Yes - there were times when we disagreed strongly with the one another over a particular topic, but when we both knew we were mad, my husband would go outside and work and I’d tear into the house - cleaning out a closet, scrubbing and waxing the dining room, kitchen, bathroom, entryway, and bathroom floors, or some other project. Anything that required physical labor to help work out our anger.
Once we’d both cooled off we sat down and talked about why we had gotten mad and how to solve the problem. To us, that was the right way to handle our disagreement. At the end of the conversation the problem had been taken care of and apologies given and accepted.
Another reason I feel is a huge part of our marriage was and still is - our faith. It was important to both of us to attend church every week with our family. It was also important to us to be active participants in the life of our parish. We both served in several lay ministry fields such as being the lector at Mass, extraordinary ministers of the cup, and teaching Sunday school.
We’d been married a little over 30 years when our parish priest asked if we would consent to conduct marriage preparation classes and even do some occasional counseling. Both of us were taken aback by his request. When we asked why he had chosen us, his reply was “Couples who have been together 30 years or more have a very deep understanding of what it is to be married.

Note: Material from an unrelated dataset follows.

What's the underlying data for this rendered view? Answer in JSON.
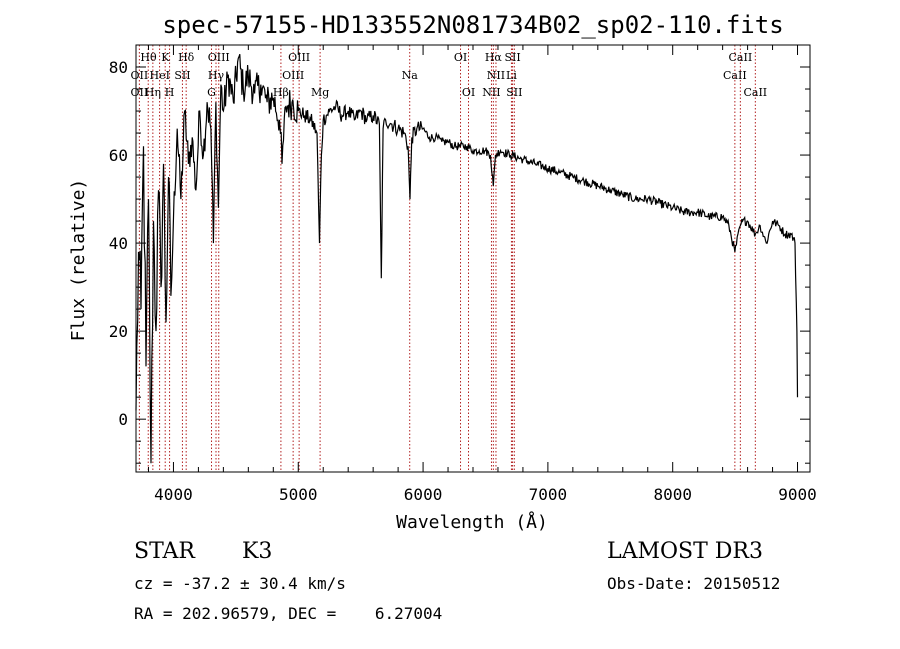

Priests don’t. Oh, sure, a priest can offer counseling, but he doesn’t know what marriage is truly like. What it means to have children, to be a part of another’s life on every level.”
Although the past 48 years have presented us with some tough times - losing two houses to fire, fighting to survive weather troubles, financial and health problems to name a few - the good times have far outweighed them.
We both feel we did the best we could to raise our children with good work ethics, teaching them about sharing what they have, being active and responsible members of the community they live in, and that material possessions are not the most important goal in their lives. That marriage isn’t about what you get out of it but about what you put into it - about how to help each other reach their full potential and be the best person they can be.
There’s no room in marriage for disrespect, selfishness, greed and unkindness. But there’s unlimited room for thinking of the other first, learning to live together in peace and contentment, filling your lives with the best things - not the material things.